Freddie Woodman out to repay family play-off debt to Swansea City
Freddie Woodman is hoping he can repay a family debt to Swansea City when they face Brentford in Saturday’s play-off final at Wembley.
Goalkeeper Woodman played his part in the semi-final success over Barnsley, making a handful of crucial saves in the first leg and backing that up with another solid showing in the second at the Liberty.
It helped send the Golden Glove winner and his team-mates to Wembley, with a place in the Premier League at stake.
However, it will not be the first time a Woodman family member has been involved in one of Swansea’s play-off finals.
Woodman’s father Andy – currently manager of Bromley – was in the Northampton side that broke Swansea hearts at Wembley in 1997, courtesy of a last-gasp retaken free-kick from John Frain.
Woodman senior also made a handful of vital stops on that warm spring afternoon 24 years ago, but his son is hoping he can ensure Swansea eyes are smiling come Saturday night.
“My father had mentioned it to be, and quite a few fans have during my time at the club,” said Woodman.
“I remember not long after I signed coming off from a warm-up and there was a fan by the tunnel, and he told me my father had completely ruined his summer back in 1997!
“Dad has mentioned it a lot recently, that he played against Swansea at Wembley 24 years ago, and now I am going to Wembley with Swansea looking to help us win.
“It’s funny how things work out sometimes, but it would be great if a Woodman could maybe help Swansea get that win this time.”
Woodman, who is approaching the end of his second season-long loan from Newcastle, has relished his time with the Swans, and made no secret of his love for the city and community.
He was delighted to see the Jack Army back at the Liberty for the second leg against Barnsley, and has made clear that he and his team-mates know exactly who they are playing for.
“I came to this club two years ago with the aim of getting promoted, and now we have an opportunity to do that,” he added.
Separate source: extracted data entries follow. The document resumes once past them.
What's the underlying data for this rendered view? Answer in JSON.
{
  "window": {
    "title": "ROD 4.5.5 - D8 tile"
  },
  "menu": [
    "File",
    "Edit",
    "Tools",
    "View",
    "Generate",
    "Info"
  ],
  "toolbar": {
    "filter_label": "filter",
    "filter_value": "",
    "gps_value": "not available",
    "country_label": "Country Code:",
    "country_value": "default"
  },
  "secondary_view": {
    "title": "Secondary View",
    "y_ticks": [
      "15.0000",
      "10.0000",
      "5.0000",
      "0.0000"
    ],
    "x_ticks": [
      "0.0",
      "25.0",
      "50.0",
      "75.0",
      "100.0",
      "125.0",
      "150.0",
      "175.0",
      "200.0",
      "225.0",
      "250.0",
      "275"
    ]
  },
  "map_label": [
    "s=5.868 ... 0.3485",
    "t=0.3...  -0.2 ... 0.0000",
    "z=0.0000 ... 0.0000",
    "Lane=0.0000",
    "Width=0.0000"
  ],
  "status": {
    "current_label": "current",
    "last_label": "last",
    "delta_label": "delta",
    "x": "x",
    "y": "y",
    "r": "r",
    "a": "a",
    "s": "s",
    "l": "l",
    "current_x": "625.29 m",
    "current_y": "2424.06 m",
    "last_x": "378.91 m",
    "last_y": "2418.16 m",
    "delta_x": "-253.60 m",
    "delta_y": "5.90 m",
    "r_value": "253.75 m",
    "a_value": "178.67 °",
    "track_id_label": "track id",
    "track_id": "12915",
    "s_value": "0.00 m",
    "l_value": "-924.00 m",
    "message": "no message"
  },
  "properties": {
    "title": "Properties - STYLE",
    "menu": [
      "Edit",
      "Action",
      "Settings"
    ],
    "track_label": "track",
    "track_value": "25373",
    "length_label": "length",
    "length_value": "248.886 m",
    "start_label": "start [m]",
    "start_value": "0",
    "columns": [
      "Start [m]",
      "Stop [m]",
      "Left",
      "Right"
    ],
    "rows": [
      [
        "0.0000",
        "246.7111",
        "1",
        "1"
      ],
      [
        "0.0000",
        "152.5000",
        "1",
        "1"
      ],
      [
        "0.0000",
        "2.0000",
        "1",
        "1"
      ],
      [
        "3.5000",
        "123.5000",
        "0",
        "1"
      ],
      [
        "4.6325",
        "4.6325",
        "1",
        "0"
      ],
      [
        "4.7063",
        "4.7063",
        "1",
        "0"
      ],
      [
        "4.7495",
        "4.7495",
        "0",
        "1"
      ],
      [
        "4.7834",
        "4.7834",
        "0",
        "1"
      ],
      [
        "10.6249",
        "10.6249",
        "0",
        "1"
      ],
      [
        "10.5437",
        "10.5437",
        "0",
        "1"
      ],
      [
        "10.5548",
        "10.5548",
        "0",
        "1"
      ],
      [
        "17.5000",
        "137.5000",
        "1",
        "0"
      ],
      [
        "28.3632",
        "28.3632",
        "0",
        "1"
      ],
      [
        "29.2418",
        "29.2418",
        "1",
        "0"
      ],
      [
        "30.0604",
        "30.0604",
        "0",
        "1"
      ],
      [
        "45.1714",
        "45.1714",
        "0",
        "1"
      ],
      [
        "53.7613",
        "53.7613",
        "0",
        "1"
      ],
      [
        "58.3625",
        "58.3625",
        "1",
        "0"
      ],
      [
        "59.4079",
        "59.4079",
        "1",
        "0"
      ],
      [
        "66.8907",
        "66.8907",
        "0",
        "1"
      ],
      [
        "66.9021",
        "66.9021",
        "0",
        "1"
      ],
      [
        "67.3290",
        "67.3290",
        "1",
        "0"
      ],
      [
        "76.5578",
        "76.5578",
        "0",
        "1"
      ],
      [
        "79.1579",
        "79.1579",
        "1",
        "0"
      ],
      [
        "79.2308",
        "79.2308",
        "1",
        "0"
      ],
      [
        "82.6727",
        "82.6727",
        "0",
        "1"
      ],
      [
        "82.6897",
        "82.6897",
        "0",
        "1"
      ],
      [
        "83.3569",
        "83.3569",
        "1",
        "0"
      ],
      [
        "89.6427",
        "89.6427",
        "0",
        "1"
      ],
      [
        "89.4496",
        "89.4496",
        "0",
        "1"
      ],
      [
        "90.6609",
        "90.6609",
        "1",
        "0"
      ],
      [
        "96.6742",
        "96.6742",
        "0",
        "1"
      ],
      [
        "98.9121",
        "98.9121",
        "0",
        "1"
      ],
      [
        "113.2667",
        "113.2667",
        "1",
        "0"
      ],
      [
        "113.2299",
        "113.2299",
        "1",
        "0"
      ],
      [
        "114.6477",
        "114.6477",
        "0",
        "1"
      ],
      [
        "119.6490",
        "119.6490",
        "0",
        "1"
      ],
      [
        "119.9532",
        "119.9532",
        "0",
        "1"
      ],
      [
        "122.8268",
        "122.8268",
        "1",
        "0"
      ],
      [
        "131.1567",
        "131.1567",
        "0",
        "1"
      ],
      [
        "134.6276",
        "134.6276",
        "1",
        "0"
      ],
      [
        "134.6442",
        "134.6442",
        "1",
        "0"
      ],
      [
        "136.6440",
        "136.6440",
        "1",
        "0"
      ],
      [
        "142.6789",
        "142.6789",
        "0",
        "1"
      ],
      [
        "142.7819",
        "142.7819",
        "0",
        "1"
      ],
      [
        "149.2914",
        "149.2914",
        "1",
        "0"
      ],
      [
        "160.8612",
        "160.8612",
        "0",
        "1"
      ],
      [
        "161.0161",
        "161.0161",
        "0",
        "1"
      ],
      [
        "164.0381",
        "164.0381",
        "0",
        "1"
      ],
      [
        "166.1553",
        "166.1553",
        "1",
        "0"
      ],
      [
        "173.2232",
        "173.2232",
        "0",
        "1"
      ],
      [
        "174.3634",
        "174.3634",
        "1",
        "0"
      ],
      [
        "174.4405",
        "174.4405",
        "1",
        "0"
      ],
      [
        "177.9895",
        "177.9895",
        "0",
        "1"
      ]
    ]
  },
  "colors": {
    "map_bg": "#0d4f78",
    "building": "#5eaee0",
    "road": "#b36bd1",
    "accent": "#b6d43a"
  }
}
“We are buzzing but there is still one more game to go.
“It is not about what it means to me, it is about what it means to the people at the club and in the city.
“I have never been somewhere before where the club is so connected to the fans.
“I go for a coffee in Mumbles and four or five people will come to talk to me and pass on best wishes.
“I might be doing my shopping and I end up speaking to everyone, and I absolutely love it.
“It’s brilliant, it was so emotional to have fans back against Barnsley and I cannot wait for them to get down that M4 to Wembley.”